The applicant, Mr Carey, was liable to pay child support to Ms Carey for their child. Mr Carey claimed that he had paid for a number of flights for child 1 to travel to see him, totalling more than $3,000. He asked for the total amount to be deducted from his child support liability as a credit. There were two relevant periods where flights were paid for by Mr Carey. The first was from November 2014 to May 2016, which included eight flights. The second was during November 2017 and included two flights.

The Department of Human Services considered his request and decided that only $232 from the payments made in 2014 to 2016 should be credited against his child support liability. The Department decided no credits should be made for the payments made in 2017. Mr Carey objected to both decisions and an objection officer within the Department disallowed his objections. Mr Carey applied for a review of these decisions by the AAT.

Child support payments that are made to a party other than the Child Support Registrar may be credited against the child support liability if certain conditions are met.  The Child Support Registrar (or other decision maker) may refuse to credit even if the conditions are met if satisfied that, in the circumstances of the particular case, the amount ought not to be credited.[1]

The AAT first looked at the two payments for flights during November 2017. For the first payment in November 2017, Mr Carey claimed that there was evidence, including emails, which showed that there was an agreement between him and Ms Carey that the payments were to be treated as child support. Ms Carey claimed that she had agreed with Mr Carey that the payment would be treated as child support, however this was done on the assumption that child 1 would return to her. Child 1 remained with Mr Carey, so Ms Carey did not agree that the return flight should be credited as child support. The AAT found that only half the payment should be credited because the child did not make the return journey. This amounted to $177. The AAT noted that Mr Carey could not object to the second payment for a flight in November 2017 because at that point in time he was receiving child support from Ms Carey.

The AAT then looked at the payments for flights from 2014 to 2016. There was no specific written evidence or verbal agreement about the costs of the flights being credited as child support. Mr Carey claimed that there was an agreement that the flights would be treated as child support, and this could be seen from Ms Carey’s actions, because she had agreed to this on other occasions. Ms Carey acknowledged that she had agreed to the arrangement for certain flights but she disagreed that there had ever been a blanket agreement. She said it was her expectation that there would be communication about each flight and she may or may not agree to the payment being credited.

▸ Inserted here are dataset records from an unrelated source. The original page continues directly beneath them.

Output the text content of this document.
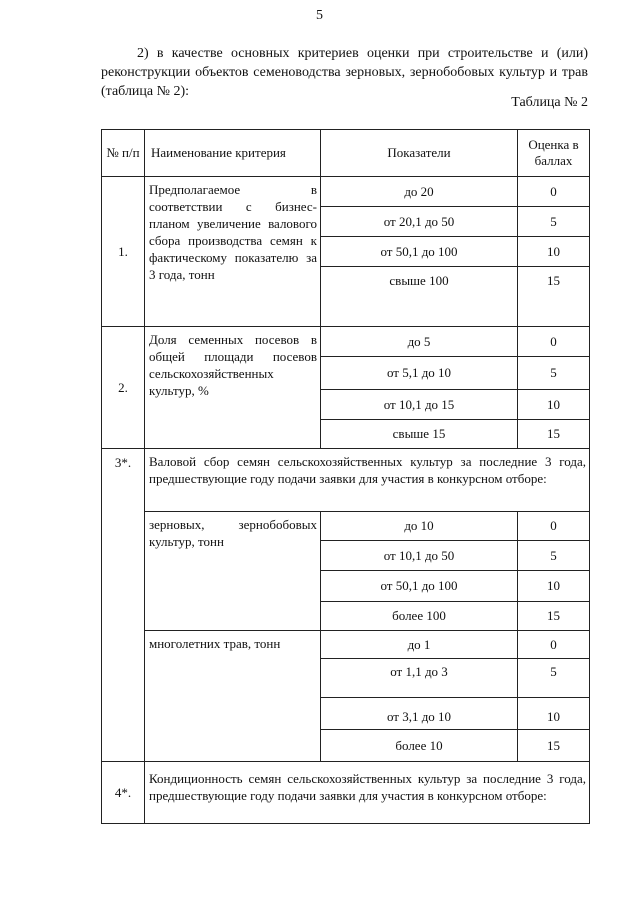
5
2) в качестве основных критериев оценки при строительстве и (или) реконструкции объектов семеноводства зерновых, зернобобовых культур и трав (таблица № 2):
Таблица № 2
№ п/п	Наименование критерия	Показатели	Оценка в баллах
1.	Предполагаемое в соответствии с бизнес-планом увеличение валового сбора производства семян к фактическому показателю за 3 года, тонн	до 20	0
		от 20,1 до 50	5
		от 50,1 до 100	10
		свыше 100	15
2.	Доля семенных посевов в общей площади посевов сельскохозяйственных культур, %	до 5	0
		от 5,1 до 10	5
		от 10,1 до 15	10
		свыше 15	15
3*.	Валовой сбор семян сельскохозяйственных культур за последние 3 года, предшествующие году подачи заявки для участия в конкурсном отборе:		
	зерновых, зернобобовых культур, тонн	до 10	0
		от 10,1 до 50	5
		от 50,1 до 100	10
		более 100	15
	многолетних трав, тонн	до 1	0
		от 1,1 до 3	5
		от 3,1 до 10	10
		более 10	15
4*.	Кондиционность семян сельскохозяйственных культур за последние 3 года, предшествующие году подачи заявки для участия в конкурсном отборе:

The AAT accepted Ms Carey’s evidence that there was an expectation that there would be explicit agreement to the payments, rather than reliance on a pre-existing agreement. The AAT was not satisfied that both Mr Carey and Ms Carey intended that the payments made between 2014 and 2016 would be treated as child support.

The AAT set aside the decision under review and substituted a decision that an amount of $177 be credited against Mr Carey’s child support liability.

Read the full written decision on AustLII.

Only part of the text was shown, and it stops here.